Une attaque sur WhatsApp utilise vos contacts pour pirater votre PC


Kaspersky sonne l’alerte après la découverte d’une nouvelle campagne propageant des logiciels malveillants via WhatsApp. Actuellement en cours, elle cible les utilisateurs de WhatsApp Desktop et de WhatsApp Web. L’attaque s’appuie sur des messages directs pour distribuer des fichiers VBScript malveillants.

Du classique pour tromper la confiance des utilisateurs

Les attaquants utilisent des comptes WhatsApp compromis pour envoyer des messages aux contacts de la victime.

Ces messages ne contiennent aucun texte, seulement une pièce jointe malveillante, ce qui peut laisser penser à un simple partage de fichiers. Les noms des fichiers sont conçus pour paraître légitimes, notamment des factures, des relevés de compte ou des avis de paiement.

Pour maximiser leur portée, les cybercriminels ont localisé les noms de fichiers en plusieurs langues, dont le français, l’allemand et le portugais.

La chaîne d’infection lorsque le fichier est ouvert

L’infection se déroule en plusieurs étapes une fois que l’utilisateur exécute le fichier VBScript.

Le script est lancé par le Windows Script Host (WScript.exe), un composant de Windows. Ce premier script a pour mission de créer un répertoire de travail et de télécharger deux autres scripts depuis une infrastructure contrôlée par les attaquants.

Le premier de ces nouveaux scripts tente de modifier les paramètres du contrôle de compte d’utilisateur (UAC) de Windows afin de désactiver les futures alertes de sécurité.
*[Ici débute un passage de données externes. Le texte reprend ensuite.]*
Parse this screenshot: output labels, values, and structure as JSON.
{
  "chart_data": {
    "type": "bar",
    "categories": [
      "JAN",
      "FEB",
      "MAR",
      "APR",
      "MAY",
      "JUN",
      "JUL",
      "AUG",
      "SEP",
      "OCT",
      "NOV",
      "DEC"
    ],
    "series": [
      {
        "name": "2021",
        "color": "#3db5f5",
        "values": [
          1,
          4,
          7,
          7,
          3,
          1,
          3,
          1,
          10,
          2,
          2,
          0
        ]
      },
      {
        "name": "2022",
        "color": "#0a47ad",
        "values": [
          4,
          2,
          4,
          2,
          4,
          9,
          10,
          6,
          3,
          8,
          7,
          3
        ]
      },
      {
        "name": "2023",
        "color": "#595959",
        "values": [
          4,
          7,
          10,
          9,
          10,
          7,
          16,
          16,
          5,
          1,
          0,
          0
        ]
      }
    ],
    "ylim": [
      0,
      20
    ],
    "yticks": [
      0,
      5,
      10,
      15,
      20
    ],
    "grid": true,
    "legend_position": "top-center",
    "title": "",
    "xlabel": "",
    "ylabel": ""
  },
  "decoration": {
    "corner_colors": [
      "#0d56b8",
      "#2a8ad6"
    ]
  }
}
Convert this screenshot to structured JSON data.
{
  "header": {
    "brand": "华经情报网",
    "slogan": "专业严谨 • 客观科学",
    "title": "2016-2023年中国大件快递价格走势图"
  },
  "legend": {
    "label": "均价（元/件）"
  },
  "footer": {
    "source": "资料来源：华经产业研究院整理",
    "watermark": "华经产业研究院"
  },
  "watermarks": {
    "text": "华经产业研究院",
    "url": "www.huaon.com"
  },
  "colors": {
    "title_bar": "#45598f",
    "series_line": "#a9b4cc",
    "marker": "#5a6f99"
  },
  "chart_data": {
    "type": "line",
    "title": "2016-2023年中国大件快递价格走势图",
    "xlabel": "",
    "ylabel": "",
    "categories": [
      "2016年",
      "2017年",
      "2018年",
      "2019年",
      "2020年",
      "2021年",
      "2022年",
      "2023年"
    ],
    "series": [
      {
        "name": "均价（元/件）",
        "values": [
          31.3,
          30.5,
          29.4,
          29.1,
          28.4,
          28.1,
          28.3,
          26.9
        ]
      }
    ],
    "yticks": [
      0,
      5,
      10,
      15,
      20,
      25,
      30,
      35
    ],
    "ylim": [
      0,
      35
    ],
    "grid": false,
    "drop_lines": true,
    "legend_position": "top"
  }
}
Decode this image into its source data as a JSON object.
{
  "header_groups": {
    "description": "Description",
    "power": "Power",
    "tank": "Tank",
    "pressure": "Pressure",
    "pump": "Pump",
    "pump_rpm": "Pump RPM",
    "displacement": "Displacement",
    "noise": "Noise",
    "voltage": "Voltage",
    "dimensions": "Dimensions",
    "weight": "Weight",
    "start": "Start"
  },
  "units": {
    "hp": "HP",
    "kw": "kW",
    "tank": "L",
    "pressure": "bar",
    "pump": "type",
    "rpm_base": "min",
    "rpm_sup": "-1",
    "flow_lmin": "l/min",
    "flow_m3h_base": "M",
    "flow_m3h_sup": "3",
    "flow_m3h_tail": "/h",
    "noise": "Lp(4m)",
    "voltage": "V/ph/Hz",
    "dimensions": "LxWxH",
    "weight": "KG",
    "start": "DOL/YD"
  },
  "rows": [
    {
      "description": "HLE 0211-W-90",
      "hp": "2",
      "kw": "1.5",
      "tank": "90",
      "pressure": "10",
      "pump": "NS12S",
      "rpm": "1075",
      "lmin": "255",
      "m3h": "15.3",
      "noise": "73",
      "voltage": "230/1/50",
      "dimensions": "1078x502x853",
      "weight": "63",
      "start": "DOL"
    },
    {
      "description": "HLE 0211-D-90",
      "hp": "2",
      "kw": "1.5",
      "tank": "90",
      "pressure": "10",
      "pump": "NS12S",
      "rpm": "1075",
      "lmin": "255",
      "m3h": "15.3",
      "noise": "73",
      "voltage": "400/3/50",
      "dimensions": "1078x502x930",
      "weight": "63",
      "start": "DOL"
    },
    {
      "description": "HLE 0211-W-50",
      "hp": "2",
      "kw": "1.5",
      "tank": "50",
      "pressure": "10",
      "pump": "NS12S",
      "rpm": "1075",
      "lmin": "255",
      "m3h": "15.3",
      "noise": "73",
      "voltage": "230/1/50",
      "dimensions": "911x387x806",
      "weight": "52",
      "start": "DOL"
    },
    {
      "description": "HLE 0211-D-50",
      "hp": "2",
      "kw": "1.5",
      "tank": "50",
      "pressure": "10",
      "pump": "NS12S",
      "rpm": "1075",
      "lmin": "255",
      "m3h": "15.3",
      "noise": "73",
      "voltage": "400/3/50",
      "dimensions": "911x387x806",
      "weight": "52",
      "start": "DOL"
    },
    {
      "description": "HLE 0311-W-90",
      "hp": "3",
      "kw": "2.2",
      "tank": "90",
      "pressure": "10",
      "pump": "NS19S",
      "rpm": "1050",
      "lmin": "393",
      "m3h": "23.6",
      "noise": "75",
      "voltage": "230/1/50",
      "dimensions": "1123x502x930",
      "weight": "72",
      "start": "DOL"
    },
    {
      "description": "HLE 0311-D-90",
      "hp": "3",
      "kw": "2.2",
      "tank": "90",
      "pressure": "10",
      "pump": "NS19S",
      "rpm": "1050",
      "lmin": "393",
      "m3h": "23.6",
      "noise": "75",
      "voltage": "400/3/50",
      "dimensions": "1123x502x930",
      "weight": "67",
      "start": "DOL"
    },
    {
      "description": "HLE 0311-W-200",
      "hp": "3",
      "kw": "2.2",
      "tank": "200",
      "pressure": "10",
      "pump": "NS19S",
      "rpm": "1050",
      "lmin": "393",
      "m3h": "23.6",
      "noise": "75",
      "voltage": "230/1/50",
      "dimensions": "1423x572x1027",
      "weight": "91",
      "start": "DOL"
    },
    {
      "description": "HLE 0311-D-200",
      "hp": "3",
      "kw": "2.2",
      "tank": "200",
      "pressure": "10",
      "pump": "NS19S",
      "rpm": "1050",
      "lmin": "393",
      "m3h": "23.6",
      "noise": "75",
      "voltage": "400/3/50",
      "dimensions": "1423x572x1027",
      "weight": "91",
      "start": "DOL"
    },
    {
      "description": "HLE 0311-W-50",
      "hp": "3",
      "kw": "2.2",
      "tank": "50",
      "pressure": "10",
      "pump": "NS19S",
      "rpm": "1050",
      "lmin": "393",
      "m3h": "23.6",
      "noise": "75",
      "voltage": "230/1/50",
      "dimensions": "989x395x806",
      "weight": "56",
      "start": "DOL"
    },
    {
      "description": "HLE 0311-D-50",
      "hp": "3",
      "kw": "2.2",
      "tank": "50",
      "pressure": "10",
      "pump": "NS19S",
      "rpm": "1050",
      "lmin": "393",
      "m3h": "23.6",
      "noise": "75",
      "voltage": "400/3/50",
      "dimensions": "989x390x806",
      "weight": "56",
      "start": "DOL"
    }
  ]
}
Pendant ce temps, le second télécharge une archive ZIP contenant le véritable cheval de Troie.

Légitime en soi, ManageEngine Endpoint Central est un outil installé silencieusement et configuré pour donner aux attaquants un accès complet à l’ordinateur.


Qui est derrière cette attaque et qui sont les victimes ?

Si la campagne a une portée internationale, la Malaisie est de loin le pays le plus touché, concentrant 80 % des infections détectées. La campagne semble opportuniste et ne vise pas un secteur en particulier.

L’attribution de l’attaque reste incertaine, Kaspersky n’ayant pas pu l’associer à un groupe connu. Néanmoins, plusieurs indices, comme des commentaires en chinois simplifié dans le code et des chevauchements d’infrastructure avec des serveurs liés aux malwares ValleyRAT et Gh0st RAT, suggèrent une possible origine chinoise.

Les experts de Kaspersky recommandent la plus grande prudence face aux pièces jointes, même si elles paraissent provenir de contacts fiables. En particulier, ne pas ouvrir les types de fichiers exécutables et de scripts tels que .vbs, .vbe, .exe, .bat, .cmd, .js et .ps1.